CAMILLE BEAUPLAN – À l’occasion de ses 20 ans, l’artothèque de Pessac offre une carte blanche à cette artiste pour qui la peinture est avant tout un jeu mais profondément sérieux.
✍️ Propos recueillis par Didier Arnaudet
Qu’implique pour vous l’acte de peindre ?
Je peins des moments de ma vie que je documente par des photos. Mais pour devenir une peinture, la photo passe par différentes étapes. Tout d’abord, il faut que la photo soit bien composée, que j’arrive à lire un dialogue entre les deux ou trois éléments qui la composent et les questions que cette confrontation soulève. Le ton doit toujours être sur le fil, entre le tragique et le comique, le pathétique et le gai. Je retouche aussi la photo pour en extraire tous les éléments qui complexifient trop le propos. Il faut évidemment que la peinture apporte quelque chose que je n’arrive pas à faire en photographie.

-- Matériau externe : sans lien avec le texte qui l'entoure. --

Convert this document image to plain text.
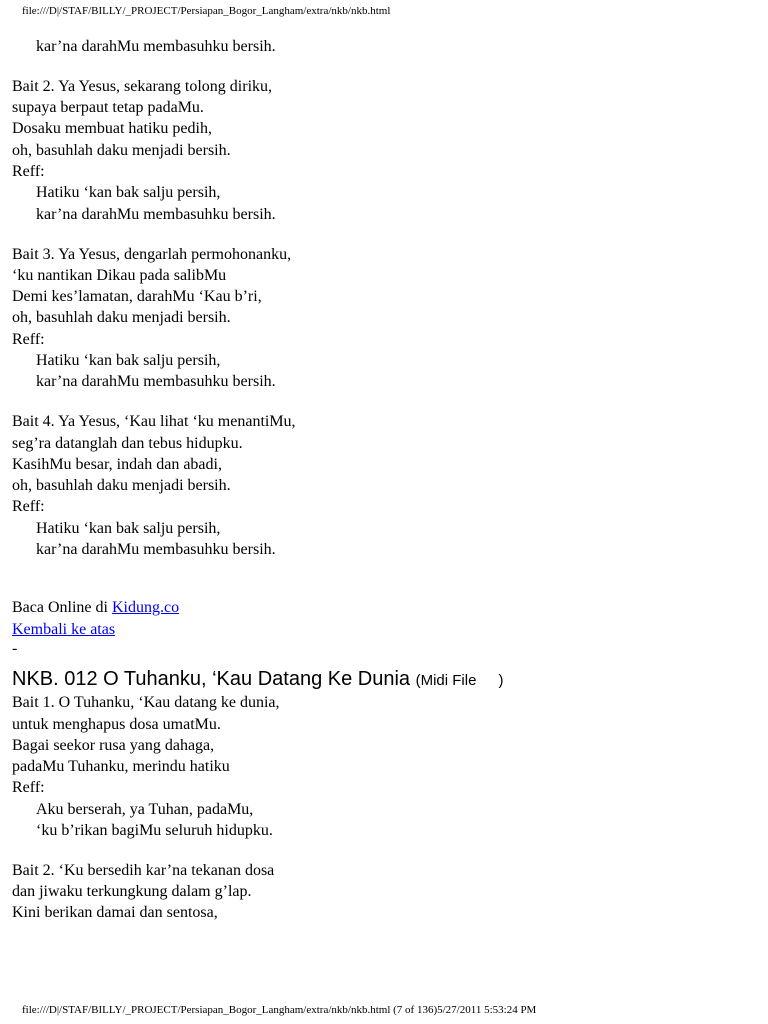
file:///D|/STAF/BILLY/_PROJECT/Persiapan_Bogor_Langham/extra/nkb/nkb.html
kar’na darahMu membasuhku bersih.
Bait 2. Ya Yesus, sekarang tolong diriku,
supaya berpaut tetap padaMu.
Dosaku membuat hatiku pedih,
oh, basuhlah daku menjadi bersih.
Reff:
Hatiku ‘kan bak salju persih,
kar’na darahMu membasuhku bersih.
Bait 3. Ya Yesus, dengarlah permohonanku,
‘ku nantikan Dikau pada salibMu
Demi kes’lamatan, darahMu ‘Kau b’ri,
oh, basuhlah daku menjadi bersih.
Reff:
Hatiku ‘kan bak salju persih,
kar’na darahMu membasuhku bersih.
Bait 4. Ya Yesus, ‘Kau lihat ‘ku menantiMu,
seg’ra datanglah dan tebus hidupku.
KasihMu besar, indah dan abadi,
oh, basuhlah daku menjadi bersih.
Reff:
Hatiku ‘kan bak salju persih,
kar’na darahMu membasuhku bersih.
Baca Online di Kidung.co
Kembali ke atas
-
NKB. 012 O Tuhanku, ‘Kau Datang Ke Dunia (Midi File )
Bait 1. O Tuhanku, ‘Kau datang ke dunia,
untuk menghapus dosa umatMu.
Bagai seekor rusa yang dahaga,
padaMu Tuhanku, merindu hatiku
Reff:
Aku berserah, ya Tuhan, padaMu,
‘ku b’rikan bagiMu seluruh hidupku.
Bait 2. ‘Ku bersedih kar’na tekanan dosa
dan jiwaku terkungkung dalam g’lap.
Kini berikan damai dan sentosa,
file:///D|/STAF/BILLY/_PROJECT/Persiapan_Bogor_Langham/extra/nkb/nkb.html (7 of 136)5/27/2011 5:53:24 PM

La peinture sert souvent à souligner la dimension critique de la scène, et permet une ouverture vers un ailleurs plus lyrique. Elle est en même temps un outil de séduction et de répulsion. Je joue avec le beau et le moche, la fluidité de l’huile et la raideur de l’acrylique.
Quelles influences revendiquez-vous ?
Je suis passionnée par à peu près tout. Tous les mouvements artistiques m’intéressent et je puise énormément dans l’histoire de l’art. Parfois je vais utiliser une touche naïve, parfois plutôt réaliste, puis un peu de kitsch… Je suis aussi influencée par l’esthétique numérique, la communication et la publicité. Le nudge me fascine aussi. Je regarde aussi en boucle les œuvres filmographiques de Jacques Tati et David Lynch, et je lis et relis Candide ou l’optimisme de Voltaire. J’aime à la fois Chris Korda et David Hockney, Jean Claracq et Bertrand Lavier, Philippe Fangeaux et Amélie Bertrand, Laurent Proux et Oli Epp, Camille Henrot et Wilhelm Sasnal, Katharina Grosse et Alex Katz, Cyprien Gaillard et Marion Verboom.

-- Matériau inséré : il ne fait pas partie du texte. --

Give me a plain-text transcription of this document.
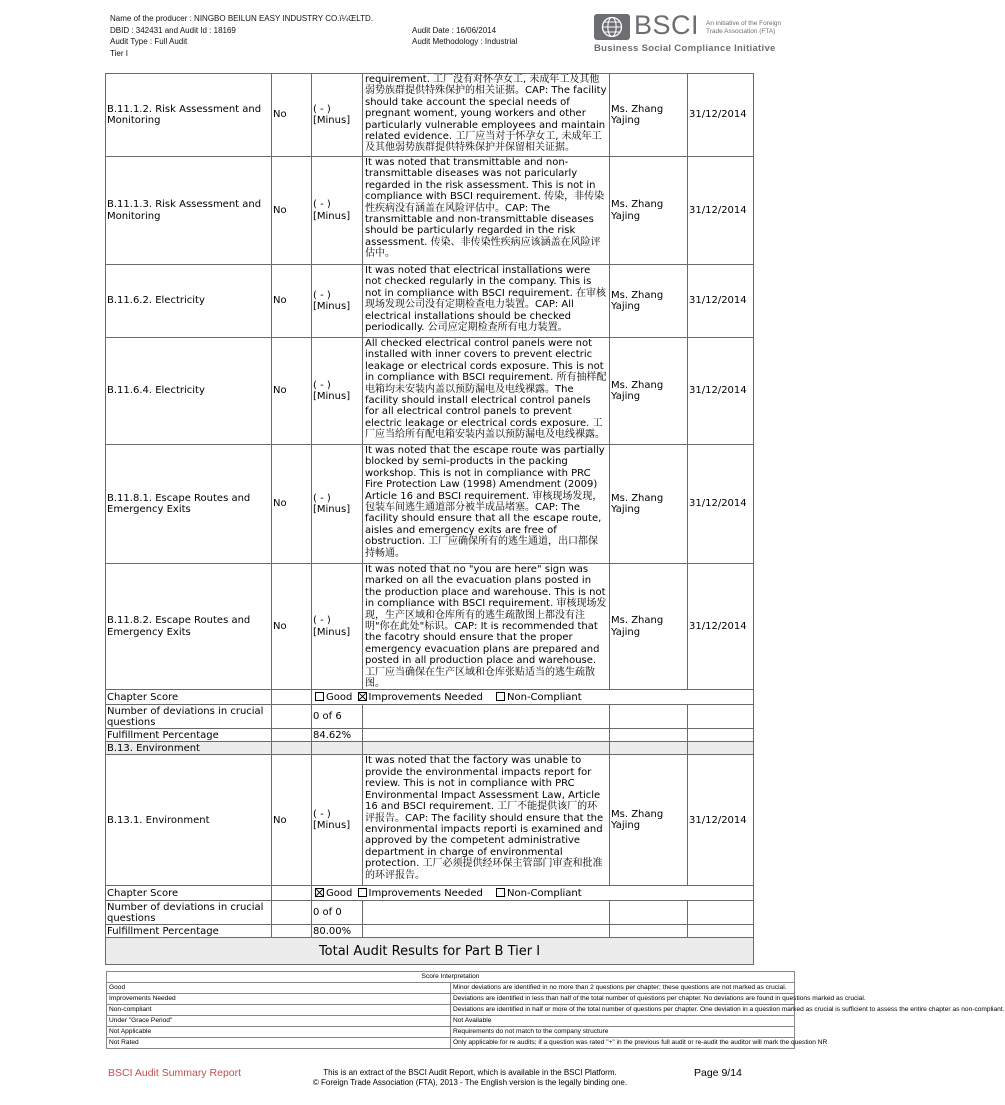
Name of the producer : NINGBO BEILUN EASY INDUSTRY CO.ï¼ŒLTD.
DBID : 342431 and Audit Id : 18169
Audit Type : Full Audit
Tier I
Audit Date : 16/06/2014
Audit Methodology : Industrial
BSCI An initiative of the Foreign Trade Association (FTA)
Business Social Compliance Initiative
B.11.1.2. Risk Assessment and Monitoring	No	( - ) [Minus]	requirement. 工厂没有对怀孕女工, 未成年工及其他弱势族群提供特殊保护的相关证据。CAP: The facility should take account the special needs of pregnant woment, young workers and other particularly vulnerable employees and maintain related evidence. 工厂应当对于怀孕女工, 未成年工及其他弱势族群提供特殊保护并保留相关证据。	Ms. Zhang Yajing	31/12/2014
B.11.1.3. Risk Assessment and Monitoring	No	( - ) [Minus]	It was noted that transmittable and non-transmittable diseases was not paricularly regarded in the risk assessment. This is not in compliance with BSCI requirement. 传染，非传染性疾病没有涵盖在风险评估中。CAP: The transmittable and non-transmittable diseases should be particularly regarded in the risk assessment. 传染、非传染性疾病应该涵盖在风险评估中。	Ms. Zhang Yajing	31/12/2014
B.11.6.2. Electricity	No	( - ) [Minus]	It was noted that electrical installations were not checked regularly in the company. This is not in compliance with BSCI requirement. 在审核现场发现公司没有定期检查电力装置。CAP: All electrical installations should be checked periodically. 公司应定期检查所有电力装置。	Ms. Zhang Yajing	31/12/2014
B.11.6.4. Electricity	No	( - ) [Minus]	All checked electrical control panels were not installed with inner covers to prevent electric leakage or electrical cords exposure. This is not in compliance with BSCI requirement. 所有抽样配电箱均未安装内盖以预防漏电及电线裸露。The facility should install electrical control panels for all electrical control panels to prevent electric leakage or electrical cords exposure. 工厂应当给所有配电箱安装内盖以预防漏电及电线裸露。	Ms. Zhang Yajing	31/12/2014
B.11.8.1. Escape Routes and Emergency Exits	No	( - ) [Minus]	It was noted that the escape route was partially blocked by semi-products in the packing workshop. This is not in compliance with PRC Fire Protection Law (1998) Amendment (2009) Article 16 and BSCI requirement. 审核现场发现，包装车间逃生通道部分被半成品堵塞。CAP: The facility should ensure that all the escape route, aisles and emergency exits are free of obstruction. 工厂应确保所有的逃生通道，出口都保持畅通。	Ms. Zhang Yajing	31/12/2014
B.11.8.2. Escape Routes and Emergency Exits	No	( - ) [Minus]	It was noted that no "you are here" sign was marked on all the evacuation plans posted in the production place and warehouse. This is not in compliance with BSCI requirement. 审核现场发现，生产区域和仓库所有的逃生疏散图上都没有注明"你在此处"标识。CAP: It is recommended that the facotry should ensure that the proper emergency evacuation plans are prepared and posted in all production place and warehouse. 工厂应当确保在生产区域和仓库张贴适当的逃生疏散图。	Ms. Zhang Yajing	31/12/2014
Chapter Score		Good Improvements Needed Non-Compliant			
Number of deviations in crucial questions		0 of 6			
Fulfillment Percentage		84.62%			
B.13. Environment					
B.13.1. Environment	No	( - ) [Minus]	It was noted that the factory was unable to provide the environmental impacts report for review. This is not in compliance with PRC Environmental Impact Assessment Law, Article 16 and BSCI requirement. 工厂不能提供该厂的环评报告。CAP: The facility should ensure that the environmental impacts reporti is examined and approved by the competent administrative department in charge of environmental protection. 工厂必须提供经环保主管部门审查和批准的环评报告。	Ms. Zhang Yajing	31/12/2014
Chapter Score		Good Improvements Needed Non-Compliant			
Number of deviations in crucial questions		0 of 0			
Fulfillment Percentage		80.00%			
Total Audit Results for Part B Tier I					
Score Interpretation	
Good	Minor deviations are identified in no more than 2 questions per chapter; these questions are not marked as crucial.
Improvements Needed	Deviations are identified in less than half of the total number of questions per chapter. No deviations are found in questions marked as crucial.
Non-compliant	Deviations are identified in half or more of the total number of questions per chapter. One deviation in a question marked as crucial is sufficient to assess the entire chapter as non-compliant.
Under "Grace Period"	Not Available
Not Applicable	Requirements do not match to the company structure
Not Rated	Only applicable for re audits; if a question was rated "+" in the previous full audit or re-audit the auditor will mark the question NR
BSCI Audit Summary Report	This is an extract of the BSCI Audit Report, which is available in the BSCI Platform.
© Foreign Trade Association (FTA), 2013 - The English version is the legally binding one.
Page 9/14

Comment confrontez-vous votre peinture à la question de l’espace ?
C’est une idée qui est là depuis toujours mais qui a pris sens lors du confinement. Je me suis retrouvée face à des expositions online, on voyait des peintures sur fond blanc, c’était hypertriste et ça mettait le doigt sur un sentiment que j’avais déjà ressenti lorsque je vais voir une exposition dans un white cube, je reste sur ma faim, j’en veux plus. Je n’aime pas ce qu’impose le white cube, c’est oppressant, intimidant, aseptisé,la plupart des gens n’osent pas rentrer et même respirer. En travaillant l’espace et les peintures, je propose quelque chose de plus immersif, une expérience totale, comme lorsqu’on va au supermarché ou à la plage, on entend des bruits, de la musique, il y a des odeurs, des circuits, un sol mou ou dur… Je veux que mon travail remplisse l’espace comme une émotion envahit un corps.

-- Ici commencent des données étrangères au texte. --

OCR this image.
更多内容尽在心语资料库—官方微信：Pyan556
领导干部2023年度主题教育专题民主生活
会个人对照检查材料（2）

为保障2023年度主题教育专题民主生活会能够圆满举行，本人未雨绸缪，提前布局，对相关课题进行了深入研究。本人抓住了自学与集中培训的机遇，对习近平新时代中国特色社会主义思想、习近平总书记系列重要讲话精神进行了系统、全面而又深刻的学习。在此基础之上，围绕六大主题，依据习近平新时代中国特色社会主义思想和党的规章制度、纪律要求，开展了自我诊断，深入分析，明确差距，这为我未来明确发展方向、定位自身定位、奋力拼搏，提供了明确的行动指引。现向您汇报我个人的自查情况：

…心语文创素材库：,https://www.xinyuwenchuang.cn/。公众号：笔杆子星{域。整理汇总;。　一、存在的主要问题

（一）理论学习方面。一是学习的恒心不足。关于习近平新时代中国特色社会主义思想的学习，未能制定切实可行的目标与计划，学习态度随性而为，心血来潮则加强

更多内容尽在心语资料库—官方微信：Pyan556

Qu’est-ce que vous entendez par « une expérience du médiocre » ?
Je suis fascinée par tout ce qui est « presque nul ». Il faut arrêter de se voiler la face, on est médiocre. On ne s’entend pas, on ne sait pas vivre ensemble, on s’aime mal, on se fabrique des cases dans lesquelles on n’arrive pas à rentrer, ou alors dans la souffrance.
Ma fascination pour la médiocrité vient aussi certainement du fait que j’ai deux maladies auto-immunes que je dois tenter d’équilibrer tous les jours (et même la nuit) pour avoir un semblant de vie au quotidien. Le problème est qu’on parvient à cet équilibre en sacrifiant tout ce qui fait que la vie est intéressante : il faut avoir un contrôle total sur ce qu’on ingère, sur nos émotions, sur nos actions. La perfection rime pour moi avec ennui. Le sublime me coûte trop cher. J’ai besoin d’imperfection et de mettre en valeur notre perfectibilité. Petite, j’étais amoureuse de Pierre Richard et pas d’Alain Delon.